CW's Gin Joint
Gin First, Wine... Somewhere Down the List
Tampa · Tampa · American Bar · Visit Website ↗
Reviewed February 21, 2026
Wingman Metrics
First Impression
The name tells you everything you need to know. CW's Gin Joint puts spirits front and center, and the wine list feels like an afterthought—functional but uninspired. If you're here for cocktails, you're in the right place; if you're here for wine, lower your expectations.
Selection Deep Dive
The list reads like a safety-first playbook: domestic Chardonnay, California Cab, maybe a Pinot Grigio for the table. Nothing ventures beyond the usual suspects you'd find at a corporate happy hour. No surprising producers, no regional deep cuts, no reason to get excited. It's the kind of selection that suggests the wine buyer spent about fifteen minutes on it between ordering bitters and vermouth.
By the Glass
Glass pours lean heavily on recognizable brands—think Josh Cellars, 19 Crimes, maybe a Kim Crawford if you're lucky. Rotation appears nonexistent; these bottles probably sit until they're gone, then get replaced with the same thing. Pours are adequate but nothing you couldn't find at a hotel bar.

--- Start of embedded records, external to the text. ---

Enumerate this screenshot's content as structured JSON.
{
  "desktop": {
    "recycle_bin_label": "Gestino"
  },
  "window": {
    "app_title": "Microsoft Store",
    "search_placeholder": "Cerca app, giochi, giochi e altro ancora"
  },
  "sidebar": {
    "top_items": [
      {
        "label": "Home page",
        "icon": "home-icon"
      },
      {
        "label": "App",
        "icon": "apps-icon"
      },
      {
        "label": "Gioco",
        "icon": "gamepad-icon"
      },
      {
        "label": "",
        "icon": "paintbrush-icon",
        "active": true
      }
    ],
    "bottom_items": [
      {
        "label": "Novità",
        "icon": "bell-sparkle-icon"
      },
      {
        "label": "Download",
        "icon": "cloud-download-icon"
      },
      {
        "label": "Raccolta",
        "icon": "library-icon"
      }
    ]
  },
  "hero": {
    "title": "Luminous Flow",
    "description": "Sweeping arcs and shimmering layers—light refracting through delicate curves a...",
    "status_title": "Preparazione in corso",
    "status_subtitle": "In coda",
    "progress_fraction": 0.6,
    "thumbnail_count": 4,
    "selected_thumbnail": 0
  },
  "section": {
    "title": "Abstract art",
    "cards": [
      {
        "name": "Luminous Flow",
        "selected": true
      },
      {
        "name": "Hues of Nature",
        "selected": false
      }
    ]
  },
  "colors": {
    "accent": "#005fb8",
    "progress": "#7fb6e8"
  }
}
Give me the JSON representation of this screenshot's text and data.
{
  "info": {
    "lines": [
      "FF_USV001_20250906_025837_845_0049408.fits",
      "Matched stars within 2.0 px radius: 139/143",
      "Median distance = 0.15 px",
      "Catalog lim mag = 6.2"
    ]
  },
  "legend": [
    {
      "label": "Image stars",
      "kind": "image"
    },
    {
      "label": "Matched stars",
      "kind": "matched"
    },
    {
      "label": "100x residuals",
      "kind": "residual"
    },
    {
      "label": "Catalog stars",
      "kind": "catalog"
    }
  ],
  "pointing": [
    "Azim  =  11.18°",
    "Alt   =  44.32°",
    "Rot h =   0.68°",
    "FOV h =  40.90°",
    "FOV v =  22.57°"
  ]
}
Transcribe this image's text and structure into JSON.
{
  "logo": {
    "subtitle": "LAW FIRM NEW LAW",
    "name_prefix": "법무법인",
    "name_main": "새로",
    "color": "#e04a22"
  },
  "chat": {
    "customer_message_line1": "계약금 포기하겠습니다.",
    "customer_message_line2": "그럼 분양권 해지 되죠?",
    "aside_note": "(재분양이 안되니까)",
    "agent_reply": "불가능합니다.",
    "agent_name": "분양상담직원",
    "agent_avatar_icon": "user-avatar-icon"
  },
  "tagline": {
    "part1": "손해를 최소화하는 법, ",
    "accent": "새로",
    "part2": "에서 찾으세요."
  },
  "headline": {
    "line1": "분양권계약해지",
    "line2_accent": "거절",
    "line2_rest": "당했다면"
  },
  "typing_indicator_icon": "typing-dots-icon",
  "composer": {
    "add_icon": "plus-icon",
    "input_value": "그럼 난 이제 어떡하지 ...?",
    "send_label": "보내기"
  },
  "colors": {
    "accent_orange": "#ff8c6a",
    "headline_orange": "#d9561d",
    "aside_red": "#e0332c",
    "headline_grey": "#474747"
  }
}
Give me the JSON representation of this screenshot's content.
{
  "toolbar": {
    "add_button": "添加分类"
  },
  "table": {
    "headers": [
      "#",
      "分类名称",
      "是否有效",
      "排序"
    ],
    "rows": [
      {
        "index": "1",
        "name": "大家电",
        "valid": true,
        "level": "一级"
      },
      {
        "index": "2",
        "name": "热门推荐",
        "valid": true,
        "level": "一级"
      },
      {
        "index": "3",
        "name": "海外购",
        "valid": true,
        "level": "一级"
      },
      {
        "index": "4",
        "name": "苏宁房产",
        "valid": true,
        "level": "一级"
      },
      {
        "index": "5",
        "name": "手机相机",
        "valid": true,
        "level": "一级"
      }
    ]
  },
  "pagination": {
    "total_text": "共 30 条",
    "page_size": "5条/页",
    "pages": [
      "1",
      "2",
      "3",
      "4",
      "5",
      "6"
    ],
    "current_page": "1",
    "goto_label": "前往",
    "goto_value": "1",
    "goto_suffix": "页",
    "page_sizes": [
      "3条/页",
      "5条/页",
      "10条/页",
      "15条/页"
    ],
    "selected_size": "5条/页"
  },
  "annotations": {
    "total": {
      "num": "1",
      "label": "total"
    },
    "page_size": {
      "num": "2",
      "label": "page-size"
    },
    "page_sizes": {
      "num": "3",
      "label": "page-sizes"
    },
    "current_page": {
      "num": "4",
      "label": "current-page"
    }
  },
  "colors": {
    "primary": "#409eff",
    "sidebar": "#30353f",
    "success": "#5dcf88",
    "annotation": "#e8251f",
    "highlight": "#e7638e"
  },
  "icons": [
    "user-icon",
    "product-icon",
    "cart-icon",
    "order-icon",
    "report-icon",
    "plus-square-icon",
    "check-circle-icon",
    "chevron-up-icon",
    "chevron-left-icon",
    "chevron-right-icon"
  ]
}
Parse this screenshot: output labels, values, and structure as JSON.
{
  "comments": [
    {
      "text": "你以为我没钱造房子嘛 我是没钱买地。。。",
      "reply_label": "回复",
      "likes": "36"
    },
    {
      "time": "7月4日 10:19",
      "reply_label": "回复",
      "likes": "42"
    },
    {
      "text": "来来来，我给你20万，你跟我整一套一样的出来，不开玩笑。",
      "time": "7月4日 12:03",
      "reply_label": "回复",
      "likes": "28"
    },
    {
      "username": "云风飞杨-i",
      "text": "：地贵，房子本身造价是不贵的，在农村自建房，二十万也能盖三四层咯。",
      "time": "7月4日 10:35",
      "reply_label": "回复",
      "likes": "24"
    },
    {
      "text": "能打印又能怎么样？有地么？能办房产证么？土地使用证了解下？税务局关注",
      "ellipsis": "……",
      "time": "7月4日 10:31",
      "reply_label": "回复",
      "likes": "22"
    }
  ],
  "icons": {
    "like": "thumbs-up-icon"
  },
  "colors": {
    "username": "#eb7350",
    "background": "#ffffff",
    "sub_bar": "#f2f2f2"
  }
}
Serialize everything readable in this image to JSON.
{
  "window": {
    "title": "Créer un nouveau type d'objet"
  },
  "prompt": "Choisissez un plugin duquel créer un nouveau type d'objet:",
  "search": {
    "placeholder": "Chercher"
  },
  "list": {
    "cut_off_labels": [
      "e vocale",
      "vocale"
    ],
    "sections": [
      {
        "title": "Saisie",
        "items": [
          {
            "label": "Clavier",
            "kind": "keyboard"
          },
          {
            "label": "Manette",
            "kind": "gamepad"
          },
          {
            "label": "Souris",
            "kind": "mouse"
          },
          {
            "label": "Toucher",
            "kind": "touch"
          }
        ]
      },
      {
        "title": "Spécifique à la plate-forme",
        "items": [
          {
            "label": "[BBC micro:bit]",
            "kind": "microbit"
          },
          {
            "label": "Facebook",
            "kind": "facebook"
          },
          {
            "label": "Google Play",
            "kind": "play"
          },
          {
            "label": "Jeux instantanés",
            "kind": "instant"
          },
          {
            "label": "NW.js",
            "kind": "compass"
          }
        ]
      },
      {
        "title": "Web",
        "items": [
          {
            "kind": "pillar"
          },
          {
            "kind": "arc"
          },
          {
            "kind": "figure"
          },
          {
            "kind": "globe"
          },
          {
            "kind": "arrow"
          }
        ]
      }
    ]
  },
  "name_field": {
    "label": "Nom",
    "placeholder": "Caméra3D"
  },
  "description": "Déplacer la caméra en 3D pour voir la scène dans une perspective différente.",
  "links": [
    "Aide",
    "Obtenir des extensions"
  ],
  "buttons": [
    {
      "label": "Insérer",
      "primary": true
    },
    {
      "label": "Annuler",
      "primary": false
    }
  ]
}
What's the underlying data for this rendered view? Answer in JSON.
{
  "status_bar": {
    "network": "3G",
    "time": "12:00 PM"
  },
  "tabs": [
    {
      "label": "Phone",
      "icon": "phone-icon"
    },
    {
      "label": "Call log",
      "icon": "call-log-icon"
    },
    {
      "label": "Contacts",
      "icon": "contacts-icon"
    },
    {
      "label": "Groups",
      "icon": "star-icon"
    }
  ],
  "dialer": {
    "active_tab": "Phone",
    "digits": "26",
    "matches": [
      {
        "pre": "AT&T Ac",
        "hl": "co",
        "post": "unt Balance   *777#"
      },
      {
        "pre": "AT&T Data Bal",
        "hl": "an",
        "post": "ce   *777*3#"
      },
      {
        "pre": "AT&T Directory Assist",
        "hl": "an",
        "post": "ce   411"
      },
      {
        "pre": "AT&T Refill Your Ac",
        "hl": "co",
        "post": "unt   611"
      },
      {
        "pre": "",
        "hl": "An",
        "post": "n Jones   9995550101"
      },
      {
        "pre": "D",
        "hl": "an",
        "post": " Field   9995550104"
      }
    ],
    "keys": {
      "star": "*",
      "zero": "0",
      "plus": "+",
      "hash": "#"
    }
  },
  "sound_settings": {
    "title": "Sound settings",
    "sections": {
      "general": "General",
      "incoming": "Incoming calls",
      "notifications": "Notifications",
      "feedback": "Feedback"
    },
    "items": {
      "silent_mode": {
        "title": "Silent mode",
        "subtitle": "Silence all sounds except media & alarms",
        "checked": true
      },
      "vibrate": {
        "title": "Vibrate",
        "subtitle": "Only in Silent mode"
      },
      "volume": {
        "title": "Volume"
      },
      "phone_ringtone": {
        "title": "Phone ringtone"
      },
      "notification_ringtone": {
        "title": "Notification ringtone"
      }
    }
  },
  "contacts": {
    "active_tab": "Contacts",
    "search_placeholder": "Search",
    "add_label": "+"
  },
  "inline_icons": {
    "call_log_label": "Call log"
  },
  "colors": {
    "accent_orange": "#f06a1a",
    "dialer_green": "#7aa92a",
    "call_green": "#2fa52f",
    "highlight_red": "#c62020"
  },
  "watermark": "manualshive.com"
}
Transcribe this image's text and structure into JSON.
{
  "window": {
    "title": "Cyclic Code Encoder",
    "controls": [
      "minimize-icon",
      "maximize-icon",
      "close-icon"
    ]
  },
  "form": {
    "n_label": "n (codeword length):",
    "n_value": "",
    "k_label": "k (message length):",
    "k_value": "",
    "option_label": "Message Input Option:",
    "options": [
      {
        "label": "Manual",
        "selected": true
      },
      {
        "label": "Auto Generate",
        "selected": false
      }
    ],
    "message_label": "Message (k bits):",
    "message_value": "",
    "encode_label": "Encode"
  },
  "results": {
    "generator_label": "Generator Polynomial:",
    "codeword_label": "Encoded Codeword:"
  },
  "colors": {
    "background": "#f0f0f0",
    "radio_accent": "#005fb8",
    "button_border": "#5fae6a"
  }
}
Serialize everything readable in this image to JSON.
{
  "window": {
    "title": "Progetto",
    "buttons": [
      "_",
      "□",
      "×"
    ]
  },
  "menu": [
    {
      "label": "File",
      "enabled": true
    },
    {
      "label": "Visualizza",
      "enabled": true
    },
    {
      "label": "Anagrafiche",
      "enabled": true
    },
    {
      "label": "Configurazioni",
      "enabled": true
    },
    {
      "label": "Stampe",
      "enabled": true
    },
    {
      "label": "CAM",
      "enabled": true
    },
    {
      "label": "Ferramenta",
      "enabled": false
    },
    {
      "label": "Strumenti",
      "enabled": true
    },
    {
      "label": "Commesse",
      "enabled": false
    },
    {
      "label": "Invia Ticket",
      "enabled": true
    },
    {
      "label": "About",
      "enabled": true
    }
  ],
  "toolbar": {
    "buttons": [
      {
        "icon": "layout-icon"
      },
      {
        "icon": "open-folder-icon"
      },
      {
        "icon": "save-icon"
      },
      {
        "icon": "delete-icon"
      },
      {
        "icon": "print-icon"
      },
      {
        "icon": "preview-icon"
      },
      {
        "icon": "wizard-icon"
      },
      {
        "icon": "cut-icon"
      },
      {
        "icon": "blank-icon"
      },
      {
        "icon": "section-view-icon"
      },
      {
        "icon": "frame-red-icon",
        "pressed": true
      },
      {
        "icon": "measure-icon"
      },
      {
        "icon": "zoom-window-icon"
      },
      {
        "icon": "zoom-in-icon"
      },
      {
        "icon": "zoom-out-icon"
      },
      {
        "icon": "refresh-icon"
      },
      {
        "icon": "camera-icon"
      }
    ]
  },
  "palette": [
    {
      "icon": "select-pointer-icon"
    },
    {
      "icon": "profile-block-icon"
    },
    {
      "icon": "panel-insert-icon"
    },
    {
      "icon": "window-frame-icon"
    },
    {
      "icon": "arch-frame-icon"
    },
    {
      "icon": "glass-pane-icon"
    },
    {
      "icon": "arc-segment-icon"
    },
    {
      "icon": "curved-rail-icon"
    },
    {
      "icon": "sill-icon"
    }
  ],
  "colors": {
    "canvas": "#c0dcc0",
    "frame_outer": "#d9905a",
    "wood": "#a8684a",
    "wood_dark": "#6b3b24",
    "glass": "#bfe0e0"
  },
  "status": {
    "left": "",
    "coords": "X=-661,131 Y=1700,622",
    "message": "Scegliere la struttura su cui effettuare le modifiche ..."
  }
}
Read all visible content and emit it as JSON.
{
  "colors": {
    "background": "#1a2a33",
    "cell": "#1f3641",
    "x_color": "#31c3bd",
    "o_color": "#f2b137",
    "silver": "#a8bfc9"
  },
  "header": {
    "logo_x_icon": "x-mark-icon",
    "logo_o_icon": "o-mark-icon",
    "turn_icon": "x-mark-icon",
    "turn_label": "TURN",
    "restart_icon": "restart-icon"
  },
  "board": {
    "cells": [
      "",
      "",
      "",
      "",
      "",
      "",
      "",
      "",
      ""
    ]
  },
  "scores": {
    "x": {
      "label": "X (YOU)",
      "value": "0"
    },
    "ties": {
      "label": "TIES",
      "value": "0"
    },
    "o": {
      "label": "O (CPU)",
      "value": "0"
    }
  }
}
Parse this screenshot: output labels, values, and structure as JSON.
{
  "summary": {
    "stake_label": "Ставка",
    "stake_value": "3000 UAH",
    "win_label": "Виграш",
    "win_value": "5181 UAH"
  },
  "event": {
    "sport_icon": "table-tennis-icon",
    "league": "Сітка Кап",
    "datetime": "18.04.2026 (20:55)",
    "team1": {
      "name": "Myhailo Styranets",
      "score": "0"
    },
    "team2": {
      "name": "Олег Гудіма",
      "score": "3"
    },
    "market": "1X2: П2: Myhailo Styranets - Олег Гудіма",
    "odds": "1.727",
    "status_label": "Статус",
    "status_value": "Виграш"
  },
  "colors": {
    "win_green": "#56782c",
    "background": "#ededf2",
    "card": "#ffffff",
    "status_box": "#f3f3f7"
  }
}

Columbia Crest Grand Estates Cabernet Sauvignon — $32
Solid Washington Cab that won't break the bank and pairs decently with bar food
Kung Fu Girl Riesling
Off-dry Washington Riesling that actually works with spicy bar bites if they've got it
Any house Chardonnay over $40
Massive markup on basic bottles you can find for $12 retail
Mark West Pinot Noir + Burger with bacon
Fruit-forward Pinot cuts through the char and fat without overwhelming
❌ The Bottom Line
Come for the gin, stay for the gin, and maybe order a beer. The wine program isn't broken, it's just not trying.